# Last ditch attempt at pairing Basil with a friend



## Baby British (Jan 24, 2010)

I got Basil at the beginning of the year. It was the usual story of the previous owners kids getting bored of him and wanting rid  He came to me in a tiny maggot infested hutch and wasn't a huge fan of people (unsurprisingly). 

Thankfully a lot has changed for Basil in the months since he came here. He has a new clean spacious cage, fresh greens everyday & cuddles a plenty that he has learned to love. Unfortunately one thing is still missing......... a friend to share his new life with.
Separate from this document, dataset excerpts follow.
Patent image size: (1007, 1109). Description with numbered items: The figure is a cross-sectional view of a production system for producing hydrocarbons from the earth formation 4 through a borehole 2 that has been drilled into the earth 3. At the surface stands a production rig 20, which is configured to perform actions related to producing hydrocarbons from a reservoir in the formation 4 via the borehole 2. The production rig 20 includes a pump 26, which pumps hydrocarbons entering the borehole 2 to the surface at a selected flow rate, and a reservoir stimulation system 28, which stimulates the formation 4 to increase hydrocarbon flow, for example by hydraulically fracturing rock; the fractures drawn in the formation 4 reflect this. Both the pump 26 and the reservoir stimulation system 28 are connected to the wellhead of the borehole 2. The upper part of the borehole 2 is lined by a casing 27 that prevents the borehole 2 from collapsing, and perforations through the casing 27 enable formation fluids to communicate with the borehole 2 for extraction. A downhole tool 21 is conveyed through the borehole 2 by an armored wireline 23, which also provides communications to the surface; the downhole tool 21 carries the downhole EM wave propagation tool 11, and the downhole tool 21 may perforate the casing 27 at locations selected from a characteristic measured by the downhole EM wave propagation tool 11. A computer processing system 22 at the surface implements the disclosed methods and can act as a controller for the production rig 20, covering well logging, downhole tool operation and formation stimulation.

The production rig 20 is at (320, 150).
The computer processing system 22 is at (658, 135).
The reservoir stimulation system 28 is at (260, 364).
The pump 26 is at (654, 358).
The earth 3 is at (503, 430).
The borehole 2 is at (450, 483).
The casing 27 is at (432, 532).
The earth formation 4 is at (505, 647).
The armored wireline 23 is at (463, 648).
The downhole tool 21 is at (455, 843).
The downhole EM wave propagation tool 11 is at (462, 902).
At the time Basil came to live with us I had just got two other baby guinea babies Ozzy & Casper. I immediately bought a third from the litter, another boar, as a friend for Basil. Unfortunately the pairing wasn't meant to be and I ended up having to put the baby boar in with his two brothers. They lived happily as a trio for a time but eventually 3 proved to be a crowd and I had to separate the third boy into a cage on his own. 

A few weeks ago I was contacted by a lady looking for a male to pair with her lonely female. The female hadn't taken to living with other sows and so as a last ditch attempt the lady wanted to try her with a boar. I was a tad skeptical as my boy hadn't got along with his littermates & I knew that castration doesn't affect temperament. I agreed that she could take my third boy and have him neutered before trying him with her girl on the condition that he was returned to me if it didn't work out. As it turns out there is no need as the two are getting along great!
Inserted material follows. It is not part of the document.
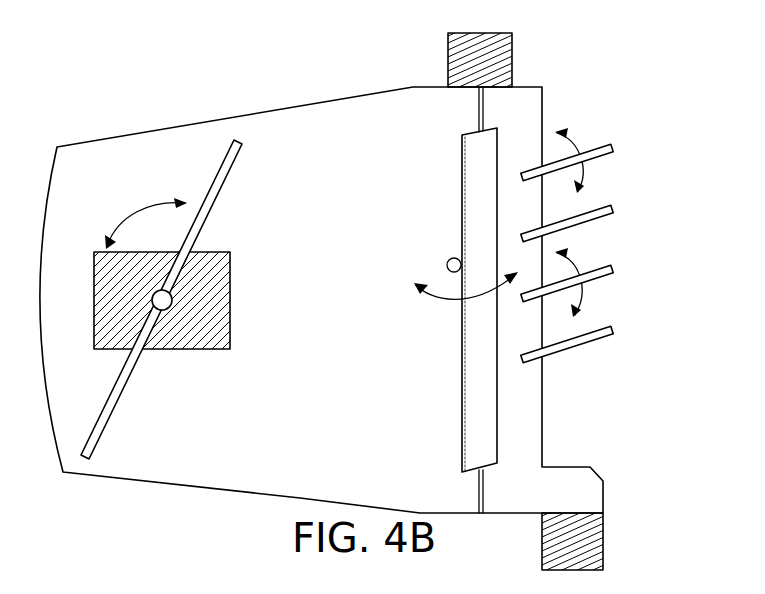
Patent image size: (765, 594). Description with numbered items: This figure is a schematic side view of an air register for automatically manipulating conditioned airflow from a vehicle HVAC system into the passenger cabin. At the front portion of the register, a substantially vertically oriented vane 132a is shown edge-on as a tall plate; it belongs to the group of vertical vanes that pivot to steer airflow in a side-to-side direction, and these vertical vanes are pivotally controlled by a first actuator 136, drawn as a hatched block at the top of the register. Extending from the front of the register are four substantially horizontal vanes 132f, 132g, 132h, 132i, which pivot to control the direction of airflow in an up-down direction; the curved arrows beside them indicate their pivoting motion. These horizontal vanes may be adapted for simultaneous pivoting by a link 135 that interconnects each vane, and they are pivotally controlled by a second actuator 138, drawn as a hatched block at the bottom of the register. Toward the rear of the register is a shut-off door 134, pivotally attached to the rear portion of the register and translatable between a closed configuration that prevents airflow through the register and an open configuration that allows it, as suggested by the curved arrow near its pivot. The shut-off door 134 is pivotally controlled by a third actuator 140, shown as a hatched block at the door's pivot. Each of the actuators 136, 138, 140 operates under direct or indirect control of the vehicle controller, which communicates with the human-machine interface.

Basil has been on his own (albeit in a cage side by side with the others) since the unsuccessful pairing with the young boar. Recent events have got me thinking however that all may not be lost for the old chap after all. Today I have booked him in for next week to have his nads off and fingers crossed a new lady pig will be coming to live here on Saturday (albeit in her own cage until Basil has had his op and taken a few weeks to ensure it has worked!)

Fingers, toes & everything crossed that love will be in the air at long last for my lovely boy Basil :thumbup:


----------



## emzybabe (Jun 30, 2009)

fingers crossed for him i know its not so simple in piggies with them being so close to the ground. Are they indoor piggies? Ive never met a boy thats not taken straight away to a girl pig


----------